Wiley did take the stand, reluctantly. Shaking and weeping, she told prosecutors that she and her husband were very close.

"We were always together," she said. "He was very loving, romantic, a man with high integrity, very responsible. I miss him very much. My home is cold and empty and my life is cold and empty."

But when prosecutors tried to show family photos of her husband, Wiley said no. Relatives of other victims have viewed photos, including snapshots of Christmas and vacations, and recalled their loved ones for jurors.
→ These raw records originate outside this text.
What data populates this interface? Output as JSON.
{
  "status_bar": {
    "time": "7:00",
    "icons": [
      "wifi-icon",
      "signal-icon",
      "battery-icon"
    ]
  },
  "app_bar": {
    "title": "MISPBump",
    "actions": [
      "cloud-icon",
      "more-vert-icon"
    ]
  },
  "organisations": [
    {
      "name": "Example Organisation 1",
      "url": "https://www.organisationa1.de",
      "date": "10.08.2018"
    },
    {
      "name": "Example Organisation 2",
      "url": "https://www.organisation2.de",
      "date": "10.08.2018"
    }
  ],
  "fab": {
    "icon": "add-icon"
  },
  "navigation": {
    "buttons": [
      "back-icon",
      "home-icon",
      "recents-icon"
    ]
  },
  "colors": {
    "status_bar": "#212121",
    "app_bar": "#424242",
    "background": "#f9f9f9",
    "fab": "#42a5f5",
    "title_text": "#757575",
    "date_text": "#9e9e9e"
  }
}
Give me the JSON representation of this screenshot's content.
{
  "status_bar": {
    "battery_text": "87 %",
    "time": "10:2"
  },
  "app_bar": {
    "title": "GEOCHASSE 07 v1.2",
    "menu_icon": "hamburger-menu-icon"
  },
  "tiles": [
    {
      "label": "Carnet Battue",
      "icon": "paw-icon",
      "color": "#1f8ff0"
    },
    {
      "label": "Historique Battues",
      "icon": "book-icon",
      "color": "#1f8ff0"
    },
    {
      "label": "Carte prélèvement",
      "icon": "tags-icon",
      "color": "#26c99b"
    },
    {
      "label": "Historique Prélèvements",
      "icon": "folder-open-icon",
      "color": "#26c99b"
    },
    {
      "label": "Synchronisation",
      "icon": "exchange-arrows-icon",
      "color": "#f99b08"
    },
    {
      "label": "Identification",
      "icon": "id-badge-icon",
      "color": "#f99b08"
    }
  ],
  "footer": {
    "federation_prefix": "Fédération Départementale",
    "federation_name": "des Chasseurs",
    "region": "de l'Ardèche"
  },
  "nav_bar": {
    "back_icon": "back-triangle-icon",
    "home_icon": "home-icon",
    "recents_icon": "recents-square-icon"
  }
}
Jurors heard from relatives of Leonardo Romero,53.His daughter, Nicole Beniquez, praised him as a good father who "cared about us so much." Crying, she told the court that without the income from her father, an ex-Marine who had worked at a pipe-fitting company, the family had too little money to stay in California and had moved to Florida.

Some jurors and witnesses had tears in their eyes when Livia Kilinski described her life since losing her son Henry Kilinski, 39. He had been an aspiring firefighter who worked in insurance claims. He was devoted to his wife, stepdaughter, parents and sisters, she said.

"I can't deal with it. I can't live with it," Kilinski said. "It's a wound in my heart. I will never heal."

Elaine Parent Siebers stared directly at Alvarez as she spoke of losing her brother William Parent, 53. Parent's family had searched frantically for him after he gave his phone number to a stranger on the day of the crash and asked the man to let his family know he had been hurt.

"The pain and anguish that we're going through, I wish on no one," she said.